A manual was provided in the boat, showing the airmen how to sail.
They were quite small boats, around 23 feet (7 metres) long, and would be capable of carrying between one and five people.
As warplanes became larger, so the lifeboats were redesigned with a larger capacity. Some later models would be capable of holding up to 25 men.
Based on Uffa Fox's experiences of building light, strong racing dinghies, the airborne lifeboats were made of plywood.
Built in Cowes
Designed and built in Cowes, the lifeboats were extensively tested in The Solent.
"The prototypes were dropped flat onto the water," explained Rosemary. "They broke up into three pieces on contact with the water, so later models were designed to be dropped at an angle to minimise impact damage."
The lifeboats were deployed at overseas bases such as Malta, Aden and Egypt as well as in the UK. After the war they were used as leisure craft by the forces. But very few lifeboats survive today.
In 2000, while investigating the whereabouts of another boat for their collection, the trustees of the
Classic Boat Museum
discovered one in Colchester.
A Mk1A lifeboat was discovered in an Essex garden.
The boat required some extensive restoration work before being exhibited in Newport.
Rosemary said: "Uffa did not throw much away so it was not difficult to track down the original drawings.
"Also there are a number of people in Cowes who remember working on the original lifeboats who were extremely helpful."
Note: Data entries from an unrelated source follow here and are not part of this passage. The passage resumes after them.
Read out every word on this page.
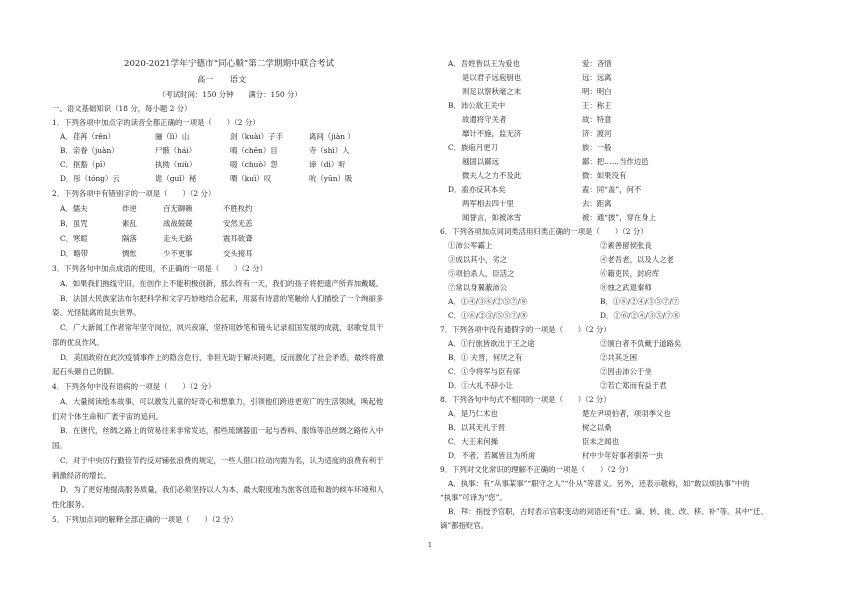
2020-2021学年宁德市“同心顺”第二学期期中联合考试
高一　　语文
（考试时间：150 分钟　　满分：150 分）
一、语文基础知识（18 分，每小题 2 分）
1．下列各项中加点字的读音全都正确的一项是（　　）（2 分）
A．荏苒（rěn）	骊（lì）山	刽（kuài）子手	离间（jiàn ）
B．亲眷（juàn）	尸骸（hái）	嗔（chēn）目	寺（shì）人
C．抠豁（pī）	执拗（niù）	啜（chuò）怨	谛（dì）听
D．彤（tóng）云	诡（guǐ）秘	喟（kuì）叹	吮（yūn）吸
2．下列各项中有错别字的一项是（　　）（2 分）
A．儒夫	炸逆	百无聊赖	不胜枚约
B．虽咒	素乱	战战兢兢	安然无恙
C．寒暄	隔落	走头无路	震耳欲聋
D．略带	惆怅	少不更事	交头接耳
3．下列各句中加点成语的使用，不正确的一项是（　　）（2 分）
A．如果我们拖线守旧，在创作上不能积极创新，那么终有一天，我们的孩子将把遗产所弃加戴暖。
B．法国大民族家法布尔把科学和文字巧妙地结合起来，用富有诗意的笔触给人们描绘了一个绚丽多
姿、光怪陆离的昆虫世界。
C．广大新闻工作者常年坚守岗位，夙兴夜寐，坚持用妙笔和镜头记录祖国发展的成就，讴歌党员干
部的优良作风。
D．美国政府在此次疫情事件上的隐含危行，非但无助于解决问题，反而激化了社会矛盾，最终将激
起石头砸自己的脚。
4．下列各句中没有语病的一项是（　　）（2 分）
A．大量阅读绘本故事，可以激发儿童的好奇心和想象力，引领他们跨进更宽广的生活领域，唤起他
们对个体生命和广袤宇宙的追问。
B．在唐代，丝绸之路上的贸易往来非常发达，那些琉璃器皿一起与香料、服饰等沿丝绸之路传入中
国。
C．对于中央厉行勤俭节约反对铺张浪费的规定，一些人借口拉动内需为名，认为适度的浪费有利于
刺激经济的增长。
D．为了更好地提高服务质量，我们必须坚持以人为本，最大限度地为旅客创造和谐的候车环境和人
性化服务。
5．下列加点词的解释全部正确的一项是（　　）（2 分）
A．吾姓皆以王为爱也	爱：吝惜
是以君子远庖厨也	远：远离
则足以察秋毫之末	明：明白
B．沛公欲王关中	王：称王
故遣将守关者	故：特意
靡计不施，监无济	济：渡河
C．族庖月更刀	族：一般
越国以鄙远	鄙：把……当作边邑
微夫人之力不及此	微：如果没有
D．盍亦反其本矣	盍：同“盖”，何不
两军相去四十里	去：距离
闻誉言，如被冰雪	被：通“披”，穿在身上
6．下列各项加点词词类活用归类正确的一项是（　　）（2 分）
①沛公军霸上	②素善留侯张良
③成以其小，劣之	④老吾老，以及人之老
⑤项伯杀人，臣活之	⑥籍吏民，封府库
⑦常以身翼蔽沛公	⑧烛之武退秦师
A．①④/③⑥/②⑤⑦/⑧	B．①⑥/②④/③⑤⑦/⑦
C．①⑥/②③/⑤⑤⑦/⑧	D．①⑥/②④/③⑤/⑦⑧
7．下列各项中没有通假字的一项是（　　）（2 分）
A．①行旅皆欲出于王之途	②颁白者不负戴于道路矣
B．① 夫晋，何厌之有	②共其乏困
C．①令将军与臣有郤	②因击沛公于坐
D．①大礼不辞小让	②若亡郑而有益于君
8．下列各句中句式不相同的一项是（　　）（2 分）
A．是乃仁术也	楚左尹项伯者，项羽季父也
B．以其无礼于晋	树之以桑
C．大王来何操	臣未之闻也
D．不者，若属皆且为所虏	村中少年好事者驯养一虫
9．下列对文化常识的理解不正确的一项是（　　）（2 分）
A．执事：有“从事某事”“职守之人”“仆从”等意义。另外，还表示敬称，如“敢以烦执事”中的
“执事”可译为“您”。
B．拜：指授予官职，古时表示官职变动的词语还有“迁、谪、转、徙、改、移、补”等。其中“迁、
谪”都指贬官。
1
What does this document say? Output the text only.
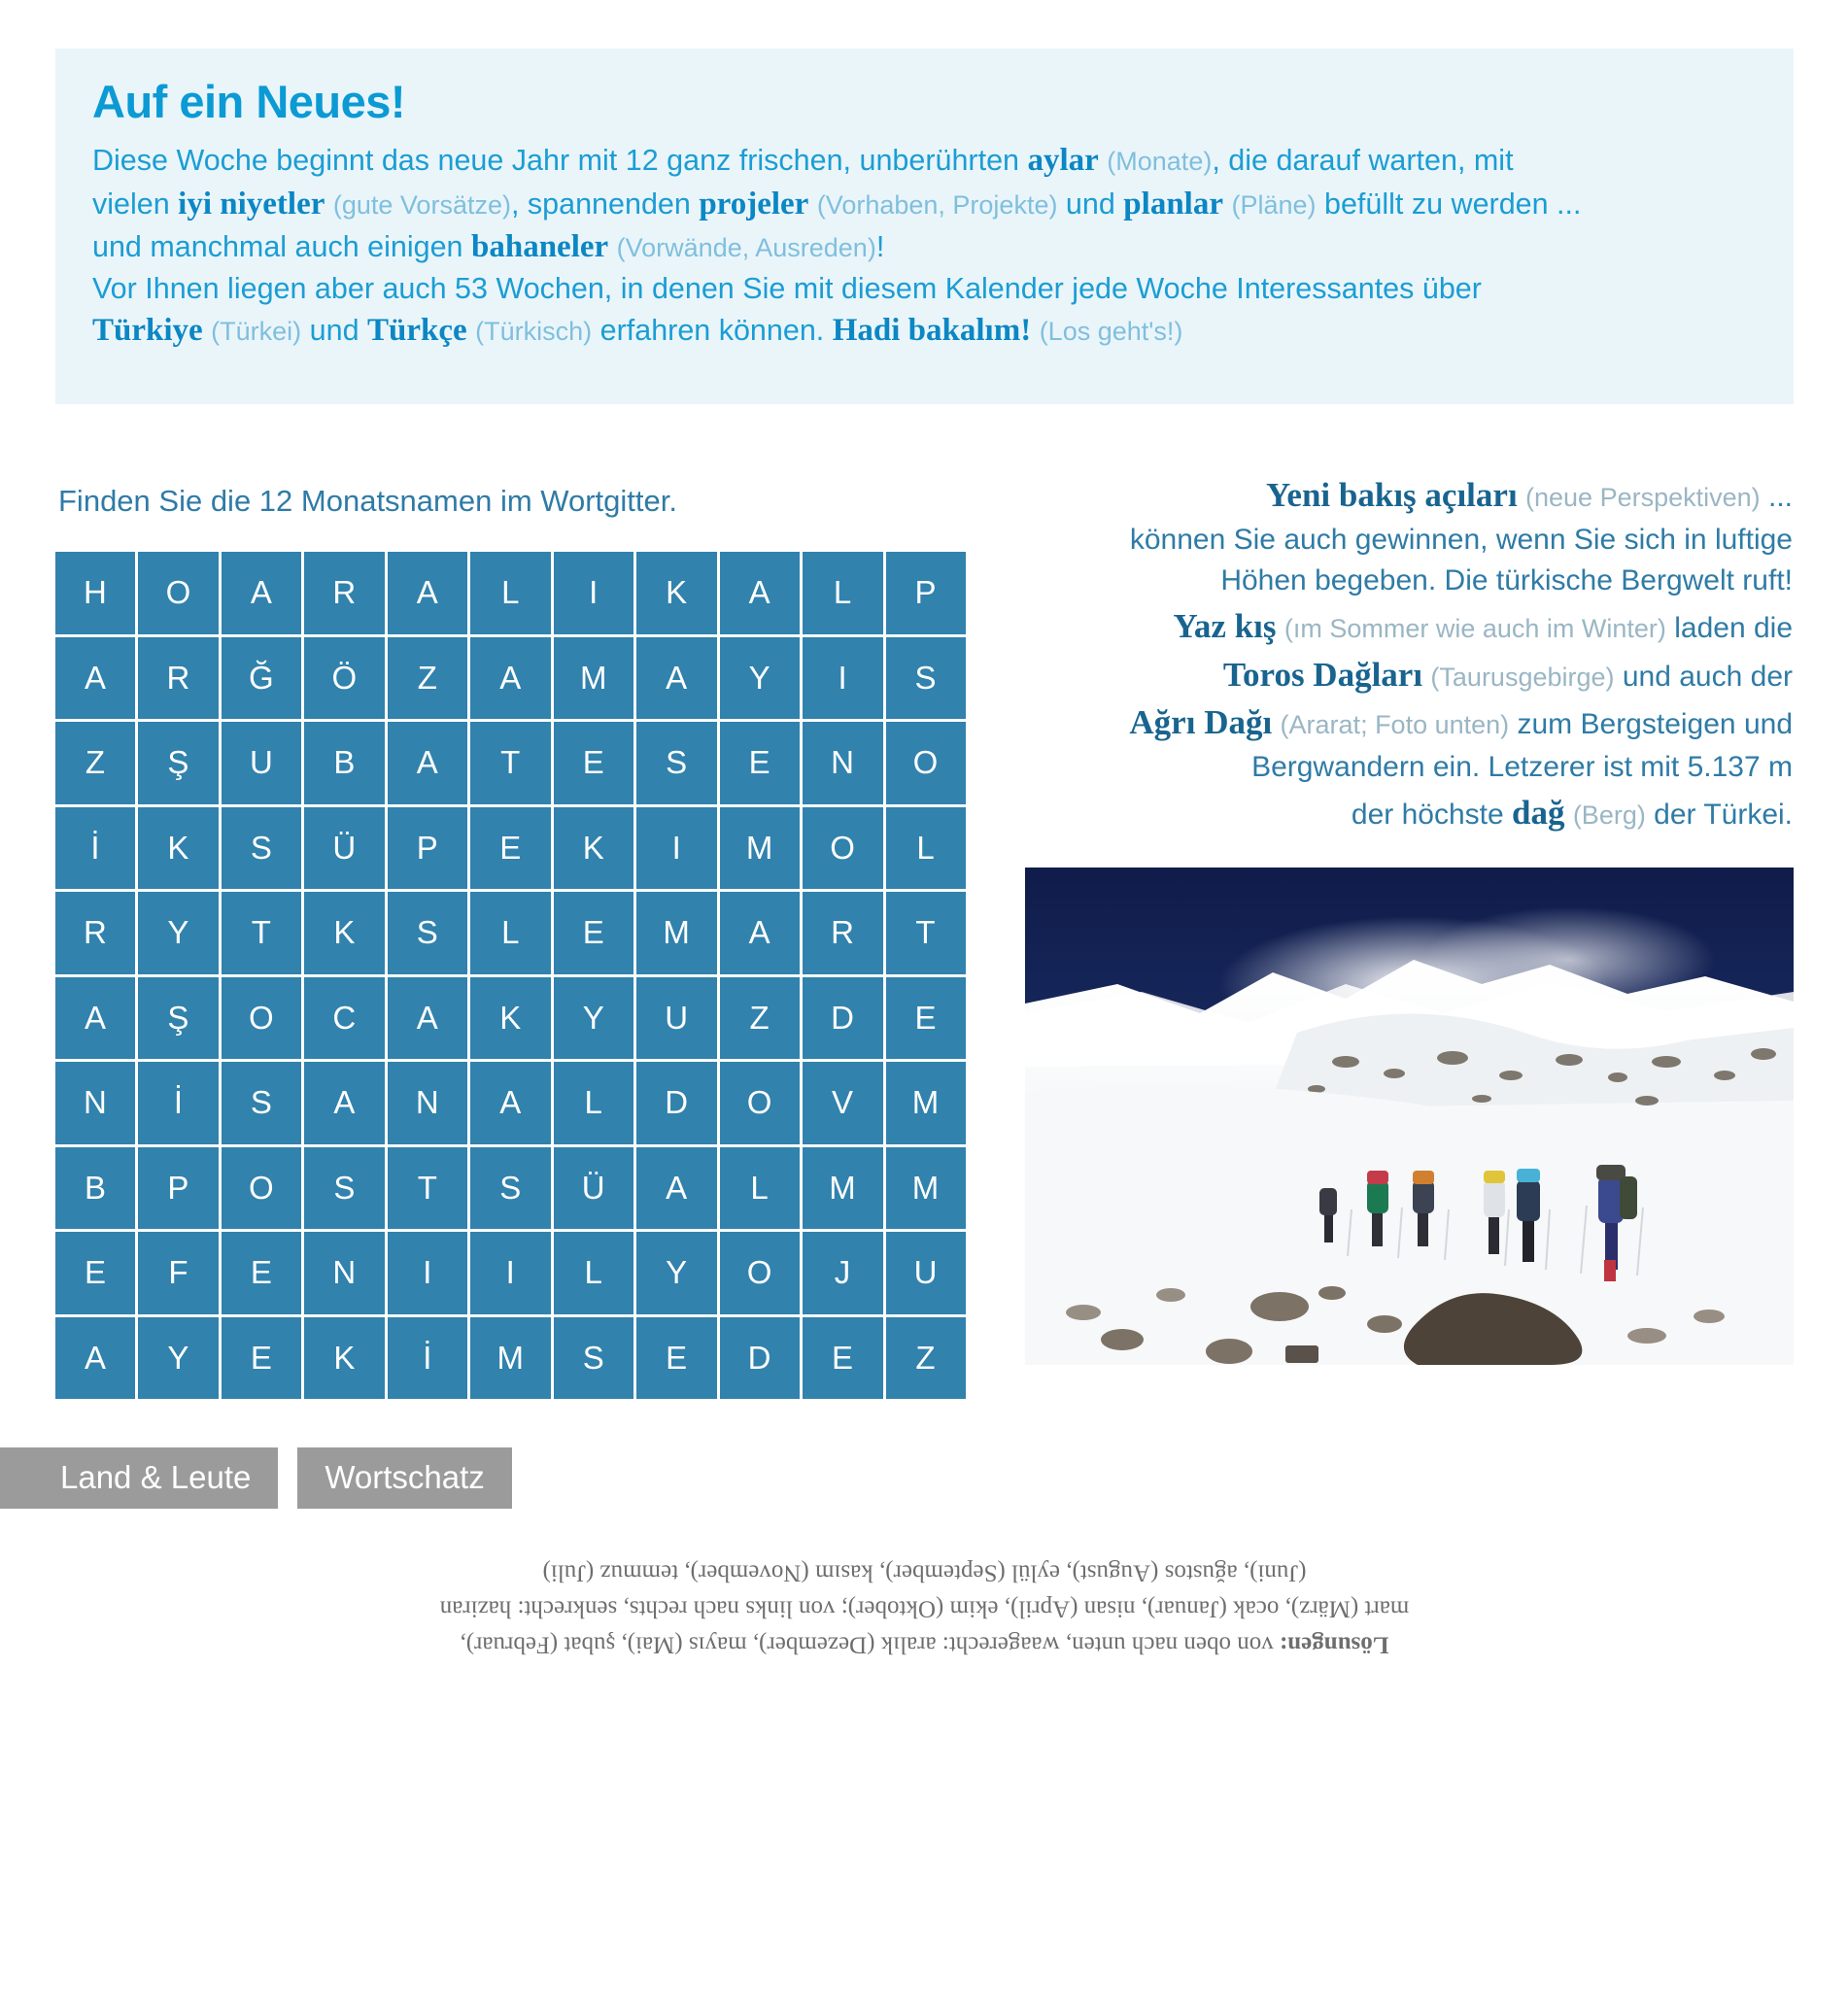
Auf ein Neues!

Diese Woche beginnt das neue Jahr mit 12 ganz frischen, unberührten aylar (Monate), die darauf warten, mit
vielen iyi niyetler (gute Vorsätze), spannenden projeler (Vorhaben, Projekte) und planlar (Pläne) befüllt zu werden ...
und manchmal auch einigen bahaneler (Vorwände, Ausreden)!
Vor Ihnen liegen aber auch 53 Wochen, in denen Sie mit diesem Kalender jede Woche Interessantes über
Türkiye (Türkei) und Türkçe (Türkisch) erfahren können. Hadi bakalım! (Los geht's!)

Finden Sie die 12 Monatsnamen im Wortgitter.
H	O	A	R	A	L	I	K	A	L	P
A	R	Ğ	Ö	Z	A	M	A	Y	I	S
Z	Ş	U	B	A	T	E	S	E	N	O
İ	K	S	Ü	P	E	K	I	M	O	L
R	Y	T	K	S	L	E	M	A	R	T
A	Ş	O	C	A	K	Y	U	Z	D	E
N	İ	S	A	N	A	L	D	O	V	M
B	P	O	S	T	S	Ü	A	L	M	M
E	F	E	N	I	I	L	Y	O	J	U
A	Y	E	K	İ	M	S	E	D	E	Z
Yeni bakış açıları (neue Perspektiven) ...
können Sie auch gewinnen, wenn Sie sich in luftige
Höhen begeben. Die türkische Bergwelt ruft!
Yaz kış (ım Sommer wie auch im Winter) laden die
Toros Dağları (Taurusgebirge) und auch der
Ağrı Dağı (Ararat; Foto unten) zum Bergsteigen und
Bergwandern ein. Letzerer ist mit 5.137 m
der höchste dağ (Berg) der Türkei.
Land & Leute	Wortschatz
Lösungen: von oben nach unten, waagerecht: aralık (Dezember), mayıs (Mai), şubat (Februar),
mart (März), ocak (Januar), nisan (April), ekim (Oktober); von links nach rechts, senkrecht: haziran
(Juni), ağustos (August), eylül (September), kasım (November), temmuz (Juli)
"Items including a radio, a kite to get height for the aerial and engines were donated."
And artefacts are still coming to the attention of the museum. In 2007 a collector in Brighton found a scale model of the lifeboat.
The lifeboat was used all over the world rescuing servicemen in the North Sea, Bay of Biscay, Norway and Pacific.
It is unknown exactly how many lives worldwide were saved by the airborne lifeboat, but in excess of 600 British servicemen were rescued, all of whom were eligible to join
The Goldfish Club
Entry to the exclusive club is restricted to airborne servicemen who have been shot down, or ditched into open water.
The air crew would calulate where to release the boat.
Although Uffa Fox achieved a great deal in his lifetime, he was always immensely proud of his airborne lifeboat.
Rosemary said: "This was one thing he could point to and say 'I did it.'"
Uffa Fox died in 1972 at the age of 74, having lived most of his life in Cowes.
His headstone in Whippingham Church is engraved with the image of an airborne lifeboat under parachutes.
Uffa Fox's airborne lifeboat can be seen at various events across the Isle of Wight through the year, and on static display at the Classic Boat Museumin Newport.